Дуня пришла. И приходила каждый день. Приходила и мама. Они, кажется, неплохо ладили. Более того, Дуня теперь жила у мамы Антона. И Антон был бы ужасно рад такому обороту, если бы сам не жил в мало приспособленном для радости месте. Но главный врач сказал, что у Антона сильное нервное расстройство, посттравматический синдром, и ему надо быть здесь, пока он не поправится. На вопрос — и логичный вопрос! — что является критерием выздоровления конкретно в его, Антона, случае, главврач отвечал нелогично — прежде всего не надо волноваться. Зато надо побольше гулять, благо погоды стоят отменные, клиника утопает в зелени сада, в котором установлены лавочки, и можно даже взять поиграть кое‑какой спортивный инвентарь.
Прошло два дня.
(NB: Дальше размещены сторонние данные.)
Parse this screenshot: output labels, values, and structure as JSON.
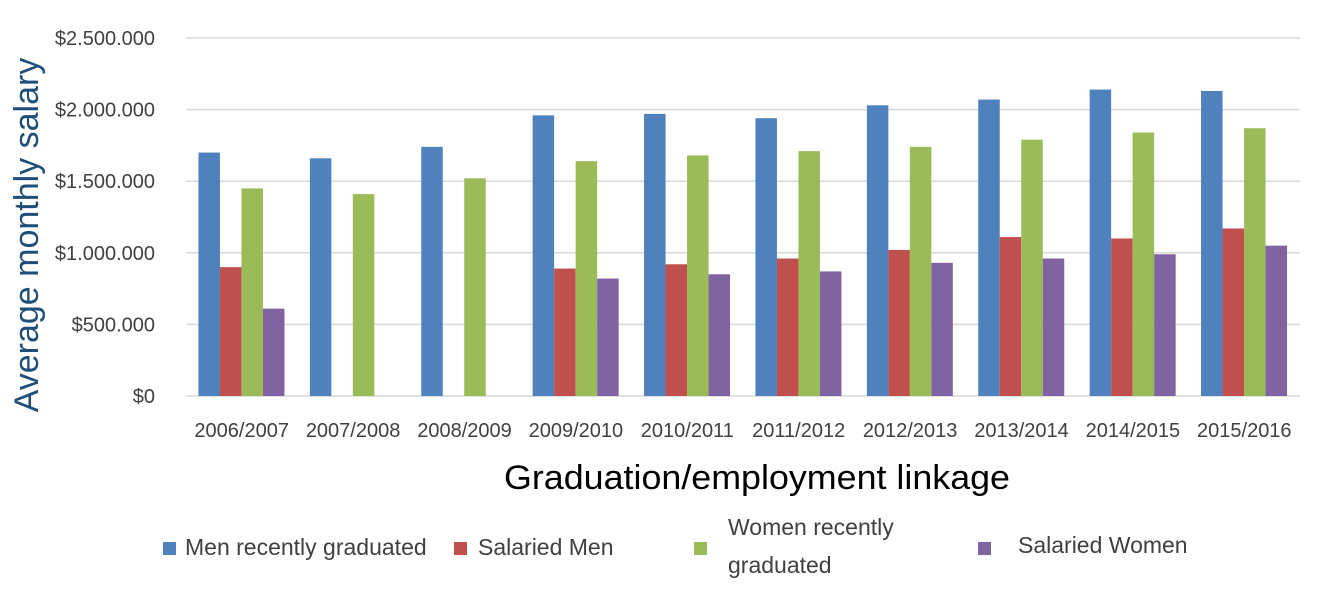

Антон не был в восторге от своей новой самоидентификации — прежде всего ему было стыдно осознавать себя сумасшедшим. За исключением этого маленького внутреннего конфликта, в клинике неврозов жилось хорошо. Он наконец‑то спал на нормальной кровати, никуда не бежал, не спасался. Миллион его больше не тяготил, и самое главное — забор клиники, составленный из неприступных бетонных плит, выглядел вполне надежной защитой от Аслана, пребывавшего где‑то там, в тревожном мире той стороны забора. Гуляя по парку, впервые за много лет вдумчиво наслаждаясь треском кузнечиков и запахом травы, Антон любовался бетоном, его серой прохладной солидностью, от скуки забавляя себя философским вопросом, внутреннюю ли часть мира забор охраняет от внешней или наоборот. Он выбирал для себя первый вариант. Заживляющее свойство времени с каждым часом делало давешние приключения все больше похожими на дурной сон, а Аслана все призрачней, все прозрачнее, вплоть до полного исчезновения из реальности. Ну какой может быть Аслан, когда шмель так деловито садится на клевер, когда скамейка такая теплая, а бумажные самолетики, которые он почему‑то взялся мастерить, летают все дальше и все плавнее?
Товарищи по психбольнице, тихие грустные люди в пижамах, так мило не похожие ни на спецназовцев, ни на бандитов, ни на пиратов, позволяли Антону постепенно восстанавливать нормальное отношение к людям. То есть счастливо‑безразличное. Ни один из них не пытался продать ему трактор, подарить пистолет или подсунуть скорпиона, чем в последнее время часто занимались так называемые нормальные люди по ту сторону забора. Если нормальные люди остались только здесь, то и мне здесь самое место, думал Антон.
И даже когда один из ловко пущенных самолетиков залетел в открытый рот дремлющему на лавочке пациенту с бородой, да так и остался торчать, Антон только рассмеялся, зная, что никакой новой катастрофы это не принесет. Он тихо подошел к спящему, собираясь забрать самолетик и уйти, как вдруг спящий открыл глаза. Антон, уже взявшись за бумажный край своей поделки, заглянул в эти глаза и почувствовал, как его ноги куда‑то исчезают, а воздух перестает поступать в легкие. Глаза, знакомые холодные стальные глаза Аслана сонно смотрели на него, не мигая, и рот Аслана, занятый самолетиком, тоже пока молчал. Антон осторожно вынул самолетик и, повинуясь тому же инстинкту, что когда‑то вынес его из‑за занавески в кабинете Володи, положил руку на лицо Аслана и попытался закрыть веки пальцами.